Ce n’est cependant pas seulement la peur de la maladie ou celle d’une absence de public qui a guidé l’actuelle décision de Roberto Cicutto. Il y a aussi les préparatifs, qui n’ont pas vraiment commencé à l’heure actuelle. «Impossible de réaliser, dans les délais nécessaires, une exposition aussi complexe d’envergure mondiale.» On veut bien le croire. Mais dans quelques mois, il risque d’y avoir la question financière. Tout cela coûte très cher, et même des pays pauvres participent à la manifestation. Il faudra en plus rameuter les visiteurs intéressés.
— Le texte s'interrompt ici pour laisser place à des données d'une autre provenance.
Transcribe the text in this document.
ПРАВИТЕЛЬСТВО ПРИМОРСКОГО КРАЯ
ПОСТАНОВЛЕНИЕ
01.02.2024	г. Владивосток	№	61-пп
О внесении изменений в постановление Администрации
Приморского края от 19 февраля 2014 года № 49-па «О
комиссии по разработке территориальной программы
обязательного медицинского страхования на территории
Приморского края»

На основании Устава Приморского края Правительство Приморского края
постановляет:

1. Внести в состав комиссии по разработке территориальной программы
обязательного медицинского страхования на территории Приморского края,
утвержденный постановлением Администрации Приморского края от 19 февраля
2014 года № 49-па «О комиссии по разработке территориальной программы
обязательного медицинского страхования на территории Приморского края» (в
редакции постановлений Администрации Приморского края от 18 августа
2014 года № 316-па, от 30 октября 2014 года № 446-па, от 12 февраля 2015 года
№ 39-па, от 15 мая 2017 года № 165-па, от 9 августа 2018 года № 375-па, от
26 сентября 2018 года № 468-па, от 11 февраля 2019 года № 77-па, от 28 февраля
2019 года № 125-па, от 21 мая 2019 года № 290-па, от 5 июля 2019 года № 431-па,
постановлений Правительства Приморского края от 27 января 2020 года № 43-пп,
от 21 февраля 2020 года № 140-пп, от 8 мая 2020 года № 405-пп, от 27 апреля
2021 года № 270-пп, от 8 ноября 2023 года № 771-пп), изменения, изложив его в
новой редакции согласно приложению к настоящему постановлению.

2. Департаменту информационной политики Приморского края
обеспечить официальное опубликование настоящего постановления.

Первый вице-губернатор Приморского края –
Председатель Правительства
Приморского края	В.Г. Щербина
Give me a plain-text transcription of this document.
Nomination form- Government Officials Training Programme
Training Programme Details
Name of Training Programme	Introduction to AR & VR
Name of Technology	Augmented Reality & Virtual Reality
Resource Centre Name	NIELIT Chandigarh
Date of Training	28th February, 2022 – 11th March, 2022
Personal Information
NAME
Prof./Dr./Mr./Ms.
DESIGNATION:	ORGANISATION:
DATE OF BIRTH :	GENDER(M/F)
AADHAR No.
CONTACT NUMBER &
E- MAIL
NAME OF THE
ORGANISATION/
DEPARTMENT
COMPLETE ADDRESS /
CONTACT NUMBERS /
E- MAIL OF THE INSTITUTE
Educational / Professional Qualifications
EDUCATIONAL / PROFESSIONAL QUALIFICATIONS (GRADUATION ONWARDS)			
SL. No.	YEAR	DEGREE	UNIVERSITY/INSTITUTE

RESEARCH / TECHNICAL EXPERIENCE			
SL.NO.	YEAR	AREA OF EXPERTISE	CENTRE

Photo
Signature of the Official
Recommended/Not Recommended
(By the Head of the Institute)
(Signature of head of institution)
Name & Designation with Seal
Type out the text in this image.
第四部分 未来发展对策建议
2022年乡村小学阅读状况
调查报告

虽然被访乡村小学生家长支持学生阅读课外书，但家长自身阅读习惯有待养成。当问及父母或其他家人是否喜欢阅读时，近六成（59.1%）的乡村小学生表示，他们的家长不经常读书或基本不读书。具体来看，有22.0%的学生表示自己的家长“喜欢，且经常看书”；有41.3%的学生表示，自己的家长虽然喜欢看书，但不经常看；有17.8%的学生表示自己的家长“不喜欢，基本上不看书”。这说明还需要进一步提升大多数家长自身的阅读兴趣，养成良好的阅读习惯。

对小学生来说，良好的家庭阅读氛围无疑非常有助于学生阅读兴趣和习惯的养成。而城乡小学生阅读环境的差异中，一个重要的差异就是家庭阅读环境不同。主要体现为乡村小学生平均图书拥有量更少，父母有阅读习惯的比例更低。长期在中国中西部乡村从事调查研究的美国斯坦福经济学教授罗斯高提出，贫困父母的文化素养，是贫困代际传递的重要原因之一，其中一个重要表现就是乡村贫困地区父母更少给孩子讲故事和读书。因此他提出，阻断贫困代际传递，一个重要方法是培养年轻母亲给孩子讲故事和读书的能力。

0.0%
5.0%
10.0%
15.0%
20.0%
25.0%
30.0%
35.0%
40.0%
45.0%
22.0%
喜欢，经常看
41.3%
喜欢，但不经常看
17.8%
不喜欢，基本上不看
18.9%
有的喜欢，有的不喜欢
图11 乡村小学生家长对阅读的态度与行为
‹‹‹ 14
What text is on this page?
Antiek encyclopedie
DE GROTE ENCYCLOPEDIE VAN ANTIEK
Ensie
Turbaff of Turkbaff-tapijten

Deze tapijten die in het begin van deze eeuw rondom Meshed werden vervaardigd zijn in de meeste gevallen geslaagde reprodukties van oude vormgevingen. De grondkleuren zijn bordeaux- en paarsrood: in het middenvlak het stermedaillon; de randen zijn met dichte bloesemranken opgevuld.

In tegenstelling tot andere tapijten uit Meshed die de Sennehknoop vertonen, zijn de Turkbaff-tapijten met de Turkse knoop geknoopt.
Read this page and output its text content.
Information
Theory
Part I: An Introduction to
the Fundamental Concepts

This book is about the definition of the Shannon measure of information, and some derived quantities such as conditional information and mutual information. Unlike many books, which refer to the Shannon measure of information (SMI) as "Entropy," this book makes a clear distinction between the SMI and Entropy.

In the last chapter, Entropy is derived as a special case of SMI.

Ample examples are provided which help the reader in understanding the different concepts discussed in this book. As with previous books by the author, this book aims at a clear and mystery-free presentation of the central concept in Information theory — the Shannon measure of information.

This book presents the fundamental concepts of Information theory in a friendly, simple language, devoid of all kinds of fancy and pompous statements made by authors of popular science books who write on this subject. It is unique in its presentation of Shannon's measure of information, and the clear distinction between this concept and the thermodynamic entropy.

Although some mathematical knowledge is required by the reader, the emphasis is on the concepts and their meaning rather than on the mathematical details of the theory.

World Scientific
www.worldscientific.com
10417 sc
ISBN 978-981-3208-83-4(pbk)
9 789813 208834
Il y a enfin le symptôme dépressif, qui va s’aggravant. 2020 va être une année sans Cannes, sans Avignon, sans Arles et sans les autres festivals d’été. Tous renaîtront-ils de leurs cendres? Pas sûr! Personne ne sera mort de toutes ces absences, si ce n’est finalement les artistes. Les malheureux risquent du coup de comprendre qu’ils ne sont pas aussi indispensables qu’ils le croyaient. Que vont devenir les plus fragiles d’entre eux?

La Mostra maintenue

Ah, j’oubliais! L’édition 2020 de la Mostra, autrement dit de la Biennale du cinéma, se voit, elle, maintenue pour le moment. Elle devrait se dérouler au Lido du 2 au 12 septembre.